Économe, expérimental et conceptuel, ce duo d’expositions autour de la répétition, pensé par Sylvie Zavatta, directrice du Frac Franche-comté, fait le choix de la sélection plutôt que celui du déballage, échappant ainsi à l’écueil classique sur le sujet : le démonstratif épuisant, si ce n’est ennuyeux. Annoncées par des titres sans équivoque, que ce soit l’exposition thématique regroupant quinze artistes, ou la monographie de Bernard Piffaretti, La répétition et Bernard Piffaretti, juste retour (des choses et des mots) s’ancrent dans un esprit programmatique poreux autour d’une notion qui parcourt la pensée et les pratiques artistiques de la modernité et actuelles, comme une obsession tautologique ou un leitmotiv de circonstances inépuisables.

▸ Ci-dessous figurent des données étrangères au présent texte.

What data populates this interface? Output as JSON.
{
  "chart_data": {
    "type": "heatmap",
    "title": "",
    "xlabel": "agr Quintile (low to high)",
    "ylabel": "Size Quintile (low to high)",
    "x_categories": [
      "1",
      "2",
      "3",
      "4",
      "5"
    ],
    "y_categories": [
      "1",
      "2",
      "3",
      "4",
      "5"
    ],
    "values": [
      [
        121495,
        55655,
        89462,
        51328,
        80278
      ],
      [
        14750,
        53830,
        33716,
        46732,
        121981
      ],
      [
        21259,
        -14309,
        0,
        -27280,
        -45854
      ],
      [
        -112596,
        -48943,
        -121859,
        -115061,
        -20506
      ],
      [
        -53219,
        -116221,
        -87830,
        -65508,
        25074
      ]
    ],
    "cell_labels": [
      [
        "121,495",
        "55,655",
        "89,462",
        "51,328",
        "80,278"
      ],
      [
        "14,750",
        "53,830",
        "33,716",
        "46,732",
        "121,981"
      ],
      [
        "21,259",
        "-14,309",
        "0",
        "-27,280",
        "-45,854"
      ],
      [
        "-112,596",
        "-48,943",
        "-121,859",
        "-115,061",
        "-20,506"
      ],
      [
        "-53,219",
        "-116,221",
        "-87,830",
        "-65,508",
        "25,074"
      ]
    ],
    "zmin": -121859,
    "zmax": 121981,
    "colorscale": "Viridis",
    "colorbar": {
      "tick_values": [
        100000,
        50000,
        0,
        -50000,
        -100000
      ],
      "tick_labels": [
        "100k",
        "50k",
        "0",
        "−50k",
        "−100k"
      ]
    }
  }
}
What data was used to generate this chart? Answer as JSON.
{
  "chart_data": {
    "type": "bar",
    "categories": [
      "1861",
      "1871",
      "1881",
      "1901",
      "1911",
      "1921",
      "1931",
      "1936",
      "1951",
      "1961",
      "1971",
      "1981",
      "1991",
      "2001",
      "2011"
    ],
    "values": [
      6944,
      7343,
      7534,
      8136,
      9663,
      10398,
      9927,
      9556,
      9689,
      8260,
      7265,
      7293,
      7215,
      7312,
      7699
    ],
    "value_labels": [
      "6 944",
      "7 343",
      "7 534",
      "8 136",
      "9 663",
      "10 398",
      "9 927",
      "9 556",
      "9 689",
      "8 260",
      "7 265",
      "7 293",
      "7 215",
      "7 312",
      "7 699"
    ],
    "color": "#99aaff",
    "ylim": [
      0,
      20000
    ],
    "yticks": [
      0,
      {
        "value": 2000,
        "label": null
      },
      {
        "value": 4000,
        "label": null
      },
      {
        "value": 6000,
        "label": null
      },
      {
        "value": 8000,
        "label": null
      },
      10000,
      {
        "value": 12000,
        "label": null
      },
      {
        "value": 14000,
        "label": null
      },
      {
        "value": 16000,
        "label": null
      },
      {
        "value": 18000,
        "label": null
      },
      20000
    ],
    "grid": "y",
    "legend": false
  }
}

En tant que force temporelle et structurante du vivant (jour/nuit, vie/mort, éternel retour…), le processus de la répétition peut être repéré partout et devenir parfois prétexte à soliloquer. Ici, la dialectique prime sur la rengaine. L’équilibre toujours précaire entre l’ambition d’un programme thématique et la disponibilité des œuvres provenants des collections publiques(1) (on ne le dit jamais assez) est détourné au profit d’une rigueur et d’un minimalisme tous deux efficaces et intelligents : un artiste, une pièce ou une série. Sylvie Zavatta prend le parti d’œuvres performatives qui rendent efficients les différents processus de répétition travaillés et engagent un véritable rapport expérimental autant que conceptuel à l’exposition. Privilégiant les réverbérations formelles subtiles entre chaque pièce, le corps est convoqué dans sa réalité somatique et mentale face aux phénomènes de répétitions qu’elles activent. Au final, c’est bien le rythme des agencements singuliers que produit chaque œuvre qui conduit l’exposition, plus que le programme qui imposerait un parcours. Le rythme excède la grammaire, la figure imposée. Chaque pièce se laisse transporter mentalement et somatiquement sans s’imposer, permettant des échos ténues les unes avec les autres, jouant de rapprochements et d’écarts perceptifs, de l’ineffable de la proprioception à l’emprise de l’optique. Ainsi, est mis en valeur ce qui dynamise le geste de l’artiste et la forme assumée alors par le mouvement(2), par ce qui flue, toujours en devenir.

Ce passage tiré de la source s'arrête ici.